Tuesday, March 11, 2014

A mad dash to understanding the dash...

The em dash took me a while to understand. When I first started writing, all punctuation flummoxed me. One of the first books on the writing craft that helped me understand the basics was Noah Lukeman's A Dash of Style: The Art and Mastery of Punctuation. 

Here is the basics: 

The parentheses and the em dash are similar, but different. 

For me, the parentheses can be compared to a quiet stream in which the words of your sentences are interrupted, but the water (meaning) still flows around it. 

The em dash interrupts the sentence like a waterfall--its purpose forces the reader to process the information before moving on. In MS Word it is made by stringing two hyphens next to each and the software automatically makes the dashes on line. 

At a writing conference when I first met Deborah Halverson--November 2007--she suggested I read Noah Lukeman's A Dash of Style: The Art and Mastery of Punctuation.

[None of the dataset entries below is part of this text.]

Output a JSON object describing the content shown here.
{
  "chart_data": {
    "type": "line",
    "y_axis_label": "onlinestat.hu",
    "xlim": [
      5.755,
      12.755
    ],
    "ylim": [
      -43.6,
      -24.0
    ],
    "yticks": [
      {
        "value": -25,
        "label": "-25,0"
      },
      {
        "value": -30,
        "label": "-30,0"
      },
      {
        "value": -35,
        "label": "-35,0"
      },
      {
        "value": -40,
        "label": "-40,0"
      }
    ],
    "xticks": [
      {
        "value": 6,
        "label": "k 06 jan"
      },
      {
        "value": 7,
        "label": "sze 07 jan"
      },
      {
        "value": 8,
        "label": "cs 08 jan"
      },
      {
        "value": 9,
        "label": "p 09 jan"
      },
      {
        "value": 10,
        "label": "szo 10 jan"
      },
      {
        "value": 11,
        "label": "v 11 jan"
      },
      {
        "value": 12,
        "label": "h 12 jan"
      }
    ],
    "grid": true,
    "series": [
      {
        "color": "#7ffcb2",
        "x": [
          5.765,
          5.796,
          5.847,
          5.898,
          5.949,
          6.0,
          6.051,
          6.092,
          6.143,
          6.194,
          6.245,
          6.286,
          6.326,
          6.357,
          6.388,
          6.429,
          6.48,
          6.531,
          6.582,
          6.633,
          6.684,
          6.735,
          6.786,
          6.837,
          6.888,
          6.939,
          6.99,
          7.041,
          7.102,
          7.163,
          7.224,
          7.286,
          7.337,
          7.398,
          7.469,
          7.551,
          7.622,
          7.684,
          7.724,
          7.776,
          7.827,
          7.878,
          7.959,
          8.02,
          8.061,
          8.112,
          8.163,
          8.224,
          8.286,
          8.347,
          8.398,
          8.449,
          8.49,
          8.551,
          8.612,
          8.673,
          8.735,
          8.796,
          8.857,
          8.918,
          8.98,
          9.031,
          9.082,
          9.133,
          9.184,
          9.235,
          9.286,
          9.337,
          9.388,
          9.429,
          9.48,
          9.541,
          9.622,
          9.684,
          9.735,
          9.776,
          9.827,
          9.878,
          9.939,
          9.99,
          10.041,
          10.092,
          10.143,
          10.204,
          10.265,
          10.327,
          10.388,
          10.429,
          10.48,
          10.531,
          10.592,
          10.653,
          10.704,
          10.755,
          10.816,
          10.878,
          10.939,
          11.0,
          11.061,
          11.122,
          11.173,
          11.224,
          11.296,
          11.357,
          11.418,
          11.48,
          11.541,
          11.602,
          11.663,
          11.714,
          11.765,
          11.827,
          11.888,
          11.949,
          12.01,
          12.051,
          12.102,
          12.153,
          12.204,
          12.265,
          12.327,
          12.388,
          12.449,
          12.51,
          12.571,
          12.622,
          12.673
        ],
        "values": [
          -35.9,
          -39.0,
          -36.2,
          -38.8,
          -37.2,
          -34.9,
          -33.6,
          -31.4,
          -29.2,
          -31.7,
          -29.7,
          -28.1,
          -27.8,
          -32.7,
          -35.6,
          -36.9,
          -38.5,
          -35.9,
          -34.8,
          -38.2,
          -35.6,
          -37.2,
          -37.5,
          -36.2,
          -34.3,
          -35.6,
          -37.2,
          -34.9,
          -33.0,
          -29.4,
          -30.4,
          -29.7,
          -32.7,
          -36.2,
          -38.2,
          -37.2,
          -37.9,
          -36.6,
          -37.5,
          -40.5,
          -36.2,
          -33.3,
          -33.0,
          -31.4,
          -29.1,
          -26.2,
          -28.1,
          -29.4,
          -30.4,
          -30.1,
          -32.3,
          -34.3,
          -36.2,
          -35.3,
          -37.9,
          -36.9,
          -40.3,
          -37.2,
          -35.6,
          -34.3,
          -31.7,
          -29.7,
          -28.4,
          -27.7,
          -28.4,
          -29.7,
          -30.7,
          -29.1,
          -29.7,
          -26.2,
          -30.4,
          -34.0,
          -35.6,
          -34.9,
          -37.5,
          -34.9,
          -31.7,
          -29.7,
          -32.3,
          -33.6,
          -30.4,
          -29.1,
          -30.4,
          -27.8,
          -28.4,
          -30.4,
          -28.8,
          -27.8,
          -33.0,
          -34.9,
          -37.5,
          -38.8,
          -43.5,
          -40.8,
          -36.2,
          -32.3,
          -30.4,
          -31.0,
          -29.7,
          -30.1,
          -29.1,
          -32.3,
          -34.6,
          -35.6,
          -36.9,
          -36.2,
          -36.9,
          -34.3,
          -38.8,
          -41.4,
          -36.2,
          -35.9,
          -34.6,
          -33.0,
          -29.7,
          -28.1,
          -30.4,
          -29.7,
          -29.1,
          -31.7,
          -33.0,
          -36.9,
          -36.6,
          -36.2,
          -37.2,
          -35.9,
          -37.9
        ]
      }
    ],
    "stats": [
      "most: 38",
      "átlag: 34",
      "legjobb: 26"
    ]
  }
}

I was going to retype his chapter (pages 111 - 138) but that would have taken me too long and might be considered plagiarism.

The hyphen is used in the parentheses to show sequence and the parentheses quietly tells the reader where the info can be found.

Here is Deborah's link for her blog DearEditor.com and read how she explains it: 

http://deareditor.com/2010/08/04/re-help-for-em-dashaholics/

In addition to page sequences, the hyphen is used for breaking up words that need to drop to the next line, but that's mostly before justification on computers.  The hyphen also connects words like eighteen-year-old or the digits in a phone number.